Regardless of whether the injury is a complete fracture or a bone contusion, the body's healing response is same as new bone tissue is laid down to repair the damage. As always, providing the area with ample time is key to a full recovery. Given the uncertainty surrounding the specifics on Dez's injury, that could be anywhere from two to six weeks. If he prematurely returns, he runs the risk of aggravating the injury and potentially displacing the currently stable injury site.

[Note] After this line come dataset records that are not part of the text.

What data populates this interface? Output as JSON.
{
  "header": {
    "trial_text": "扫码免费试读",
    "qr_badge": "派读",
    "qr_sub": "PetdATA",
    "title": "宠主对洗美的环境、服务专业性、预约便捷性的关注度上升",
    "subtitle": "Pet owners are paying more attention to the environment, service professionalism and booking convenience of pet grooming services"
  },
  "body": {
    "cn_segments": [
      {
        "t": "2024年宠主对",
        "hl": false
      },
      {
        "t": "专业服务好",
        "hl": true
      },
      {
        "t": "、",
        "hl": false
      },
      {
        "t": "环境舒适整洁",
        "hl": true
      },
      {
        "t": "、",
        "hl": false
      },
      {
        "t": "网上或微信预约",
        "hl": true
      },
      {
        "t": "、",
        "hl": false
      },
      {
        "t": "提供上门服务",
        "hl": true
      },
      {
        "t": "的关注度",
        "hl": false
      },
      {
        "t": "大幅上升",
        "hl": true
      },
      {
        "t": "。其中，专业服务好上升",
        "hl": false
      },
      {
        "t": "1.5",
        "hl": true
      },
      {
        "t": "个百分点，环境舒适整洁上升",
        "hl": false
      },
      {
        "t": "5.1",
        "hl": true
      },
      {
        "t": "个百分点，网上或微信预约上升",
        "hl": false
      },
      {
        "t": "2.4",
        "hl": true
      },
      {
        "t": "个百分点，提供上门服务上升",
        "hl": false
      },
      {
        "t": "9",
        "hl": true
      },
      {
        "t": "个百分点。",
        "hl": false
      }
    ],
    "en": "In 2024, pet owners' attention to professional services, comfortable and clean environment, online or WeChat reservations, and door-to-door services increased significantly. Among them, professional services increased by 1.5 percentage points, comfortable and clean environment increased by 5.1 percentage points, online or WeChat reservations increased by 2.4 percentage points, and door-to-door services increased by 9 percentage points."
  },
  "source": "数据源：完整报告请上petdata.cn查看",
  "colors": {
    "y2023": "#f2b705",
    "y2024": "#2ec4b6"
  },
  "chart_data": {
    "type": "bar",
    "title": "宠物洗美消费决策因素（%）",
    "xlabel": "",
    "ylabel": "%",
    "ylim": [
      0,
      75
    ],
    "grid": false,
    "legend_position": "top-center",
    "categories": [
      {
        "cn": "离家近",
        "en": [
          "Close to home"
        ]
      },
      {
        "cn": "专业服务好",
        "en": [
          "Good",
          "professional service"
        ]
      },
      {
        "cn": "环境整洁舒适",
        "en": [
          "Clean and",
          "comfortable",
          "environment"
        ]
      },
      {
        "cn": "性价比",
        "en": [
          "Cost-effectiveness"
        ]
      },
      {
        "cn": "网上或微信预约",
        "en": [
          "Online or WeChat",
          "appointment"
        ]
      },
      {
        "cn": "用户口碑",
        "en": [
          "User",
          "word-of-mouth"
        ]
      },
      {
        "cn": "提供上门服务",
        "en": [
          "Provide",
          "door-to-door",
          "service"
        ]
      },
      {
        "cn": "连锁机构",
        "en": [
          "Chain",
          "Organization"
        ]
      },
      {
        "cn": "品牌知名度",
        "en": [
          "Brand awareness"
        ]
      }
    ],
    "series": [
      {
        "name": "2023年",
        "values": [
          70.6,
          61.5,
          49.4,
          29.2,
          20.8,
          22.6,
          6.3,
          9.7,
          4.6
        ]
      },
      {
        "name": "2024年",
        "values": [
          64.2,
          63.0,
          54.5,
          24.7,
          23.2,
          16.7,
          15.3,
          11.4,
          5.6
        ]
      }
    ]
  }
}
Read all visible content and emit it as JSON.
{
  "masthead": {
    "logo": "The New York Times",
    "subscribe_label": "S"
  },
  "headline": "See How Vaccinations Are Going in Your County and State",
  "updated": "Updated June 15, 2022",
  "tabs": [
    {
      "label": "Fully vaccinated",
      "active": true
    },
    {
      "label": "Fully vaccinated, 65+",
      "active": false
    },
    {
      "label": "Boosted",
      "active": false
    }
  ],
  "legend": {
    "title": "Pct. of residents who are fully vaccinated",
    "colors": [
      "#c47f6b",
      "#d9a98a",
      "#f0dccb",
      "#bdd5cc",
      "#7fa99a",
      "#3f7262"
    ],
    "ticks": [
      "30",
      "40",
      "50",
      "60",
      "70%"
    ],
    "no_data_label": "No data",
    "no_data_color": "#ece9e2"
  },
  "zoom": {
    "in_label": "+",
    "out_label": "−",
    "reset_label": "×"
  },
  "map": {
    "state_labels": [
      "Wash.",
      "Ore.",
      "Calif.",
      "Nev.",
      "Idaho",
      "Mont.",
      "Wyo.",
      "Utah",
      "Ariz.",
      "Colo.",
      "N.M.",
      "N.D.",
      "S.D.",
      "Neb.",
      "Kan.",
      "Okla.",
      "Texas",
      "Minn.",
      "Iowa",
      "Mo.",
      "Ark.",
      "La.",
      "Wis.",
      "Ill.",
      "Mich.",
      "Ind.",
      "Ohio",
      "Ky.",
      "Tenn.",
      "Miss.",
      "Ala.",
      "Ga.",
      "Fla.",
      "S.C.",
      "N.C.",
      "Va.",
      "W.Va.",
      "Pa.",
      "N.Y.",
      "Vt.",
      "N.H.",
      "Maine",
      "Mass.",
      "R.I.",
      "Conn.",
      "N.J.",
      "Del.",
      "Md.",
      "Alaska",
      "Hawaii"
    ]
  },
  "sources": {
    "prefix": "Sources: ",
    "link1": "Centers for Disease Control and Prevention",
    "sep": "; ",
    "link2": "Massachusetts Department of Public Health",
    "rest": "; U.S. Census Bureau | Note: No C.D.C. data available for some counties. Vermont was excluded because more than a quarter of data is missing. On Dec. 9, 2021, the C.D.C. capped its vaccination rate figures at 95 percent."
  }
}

With a Week 7 bye looming, don't be surprised if Dallas opts to hold out Bryant for the next two weeks. The fiery wide out may have other plans and could press the team to allow him to return against Cincinnati. Hopefully the situation will become more transparent throughout this week's set of practices.

Turf Burns

Eric Decker: The Jets wide receiver is dealing with a partially torn rotator cuff that is threatening his season. He did not play in Week 4 and is a major question mark against the Steelers. While the injury is limiting in nature, the primary concern is Decker aggravating the area and increasing the severity of the tear. The fact that the Jets consider the issue a "week to week" problem and have kicked around the idea of placing him on the injured reserve is a good indicator the injury will linger for the remainder of the season. Decker owners should stash him until a final decision about his long-term availability is made and actively search for a replacement.

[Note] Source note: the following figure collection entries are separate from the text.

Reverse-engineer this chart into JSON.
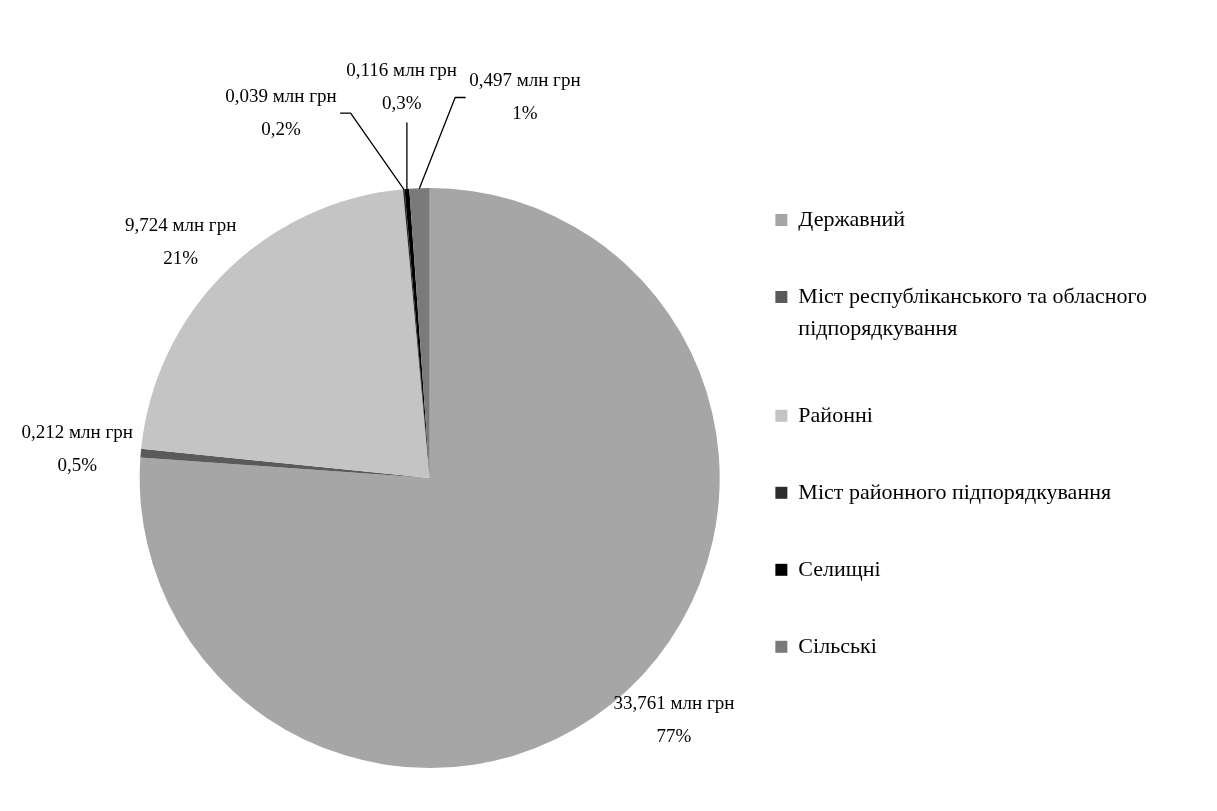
{
  "chart_data": {
    "type": "pie",
    "categories": [
      "Державний",
      "Міст республіканського та обласного підпорядкування",
      "Районні",
      "Міст районного підпорядкування",
      "Селищні",
      "Сільські"
    ],
    "values": [
      33.761,
      0.212,
      9.724,
      0.039,
      0.116,
      0.497
    ],
    "colors": [
      "#a6a6a6",
      "#5a5a5a",
      "#c4c4c4",
      "#2b2b2b",
      "#000000",
      "#7a7a7a"
    ],
    "value_labels": [
      "33,761 млн грн\n77%",
      "0,212 млн грн\n0,5%",
      "9,724 млн грн\n21%",
      "0,039 млн грн\n0,2%",
      "0,116 млн грн\n0,3%",
      "0,497 млн грн\n1%"
    ],
    "legend": "right"
  }
}
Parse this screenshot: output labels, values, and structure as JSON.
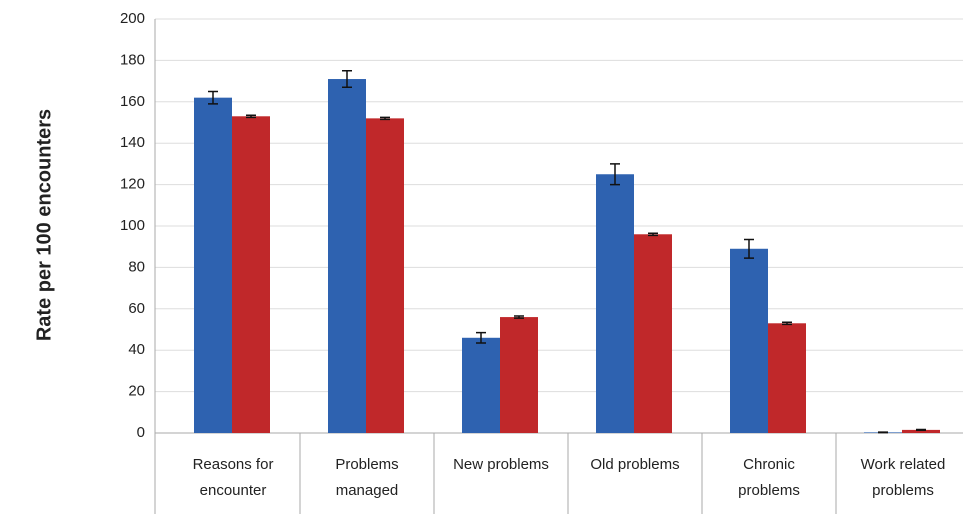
{
  "chart_data": {
    "type": "bar",
    "y_label": "Rate per 100 encounters",
    "categories": [
      "Reasons for encounter",
      "Problems managed",
      "New problems",
      "Old problems",
      "Chronic problems",
      "Work related problems"
    ],
    "series": [
      {
        "color": "#2e62b0",
        "values": [
          162,
          171,
          46,
          125,
          89,
          0.3
        ],
        "errors": [
          3,
          4,
          2.5,
          5,
          4.5,
          0.1
        ]
      },
      {
        "color": "#c0282a",
        "values": [
          153,
          152,
          56,
          96,
          53,
          1.5
        ],
        "errors": [
          0.5,
          0.5,
          0.5,
          0.5,
          0.5,
          0.2
        ]
      }
    ],
    "ylim": [
      0,
      200
    ],
    "yticks": [
      0,
      20,
      40,
      60,
      80,
      100,
      120,
      140,
      160,
      180,
      200
    ],
    "grid": true
  }
}
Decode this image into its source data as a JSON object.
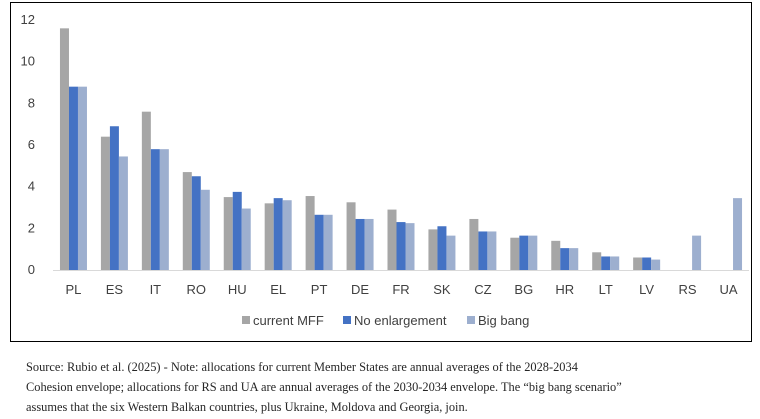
{
  "chart_data": {
    "type": "bar",
    "categories": [
      "PL",
      "ES",
      "IT",
      "RO",
      "HU",
      "EL",
      "PT",
      "DE",
      "FR",
      "SK",
      "CZ",
      "BG",
      "HR",
      "LT",
      "LV",
      "RS",
      "UA"
    ],
    "series": [
      {
        "name": "current MFF",
        "color": "#a6a6a6",
        "values": [
          11.6,
          6.4,
          7.6,
          4.7,
          3.5,
          3.2,
          3.55,
          3.25,
          2.9,
          1.95,
          2.45,
          1.55,
          1.4,
          0.85,
          0.6,
          null,
          null
        ]
      },
      {
        "name": "No enlargement",
        "color": "#4472c4",
        "values": [
          8.8,
          6.9,
          5.8,
          4.5,
          3.75,
          3.45,
          2.65,
          2.45,
          2.3,
          2.1,
          1.85,
          1.65,
          1.05,
          0.65,
          0.6,
          null,
          null
        ]
      },
      {
        "name": "Big bang",
        "color": "#9dafcf",
        "values": [
          8.8,
          5.45,
          5.8,
          3.85,
          2.95,
          3.35,
          2.65,
          2.45,
          2.25,
          1.65,
          1.85,
          1.65,
          1.05,
          0.65,
          0.5,
          1.65,
          3.45
        ]
      }
    ],
    "y_ticks": [
      "0",
      "2",
      "4",
      "6",
      "8",
      "10",
      "12"
    ],
    "ylim": [
      0,
      12
    ],
    "grid": false,
    "legend_position": "bottom-center"
  },
  "caption": {
    "line1": "Source: Rubio et al. (2025) - Note: allocations for current Member States are annual averages of the 2028-2034",
    "line2": "Cohesion envelope; allocations for RS and UA are annual averages of the 2030-2034 envelope. The “big bang scenario”",
    "line3": "assumes that the six Western Balkan countries, plus Ukraine, Moldova and Georgia, join."
  }
}
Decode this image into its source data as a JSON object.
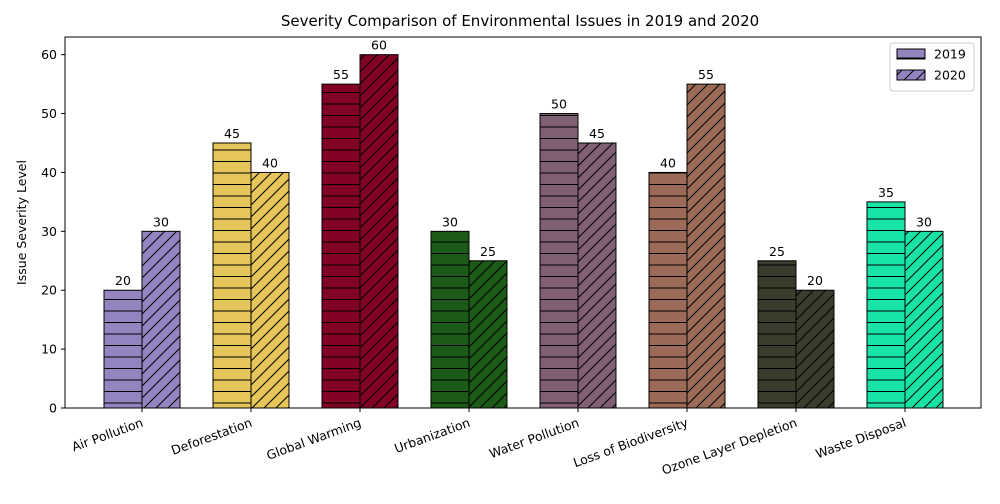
{
  "chart_data": {
    "type": "bar",
    "title": "Severity Comparison of Environmental Issues in 2019 and 2020",
    "xlabel": "",
    "ylabel": "Issue Severity Level",
    "ylim": [
      0,
      63
    ],
    "yticks": [
      0,
      10,
      20,
      30,
      40,
      50,
      60
    ],
    "grid": false,
    "legend_position": "top-right",
    "categories": [
      "Air Pollution",
      "Deforestation",
      "Global Warming",
      "Urbanization",
      "Water Pollution",
      "Loss of Biodiversity",
      "Ozone Layer Depletion",
      "Waste Disposal"
    ],
    "category_colors": [
      "#9384bf",
      "#e6c65a",
      "#810225",
      "#1c5a17",
      "#815f74",
      "#9c6b58",
      "#3c3c2c",
      "#18e3a6"
    ],
    "series": [
      {
        "name": "2019",
        "values": [
          20,
          45,
          55,
          30,
          50,
          40,
          25,
          35
        ],
        "hatch": "horizontal"
      },
      {
        "name": "2020",
        "values": [
          30,
          40,
          60,
          25,
          45,
          55,
          20,
          30
        ],
        "hatch": "diagonal"
      }
    ]
  }
}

Trevor Siemian: The Broncos quarterback suffered a left shoulder injury against the Buccaneers and is questionable entering the week. It appears Siemian injured the AC joint, the spot where the collarbone meets the shoulder blade. Multiple players have endured the injury so far this season, including Patriots quarterback Jimmy Garoppolo. Garoppolo's AC sprain occurred to his throwing shoulder and has kept him sidelined ever since. Fortunately, Sieman sprained his nonthrowing shoulder, and the team is optimistic about his chances of playing. Paxton Lynch would get the start if Siemian is unable to play.

Dwayne Washington: With starter Ameer Abdullah already on the IR with a sprained foot, the Lions running back corps continues to get thinner. Washington suffered a sprained foot and ankle in Week 4, and the team is unsure if he'll be ready for Sunday. While the rookie running back has been Detroit's most consistent running threat since Abdullah went down, the injury solidifies Theo Riddick's spot atop the depth chart. Zach Zenner is the only other running back currently on the roster.

Sammy Watkins: Watkins was placed on the IR and could be headed for a second surgery on his previously fractured fifth metatarsal. Sadly, this a common theme among other wide receivers to suffer similar injuries, as Dez Bryant and Julian Edelman required multiple trips to the operating room for their fractured feet. Look for a decision to be made soon, with all signs pointing toward Watkins' season being over.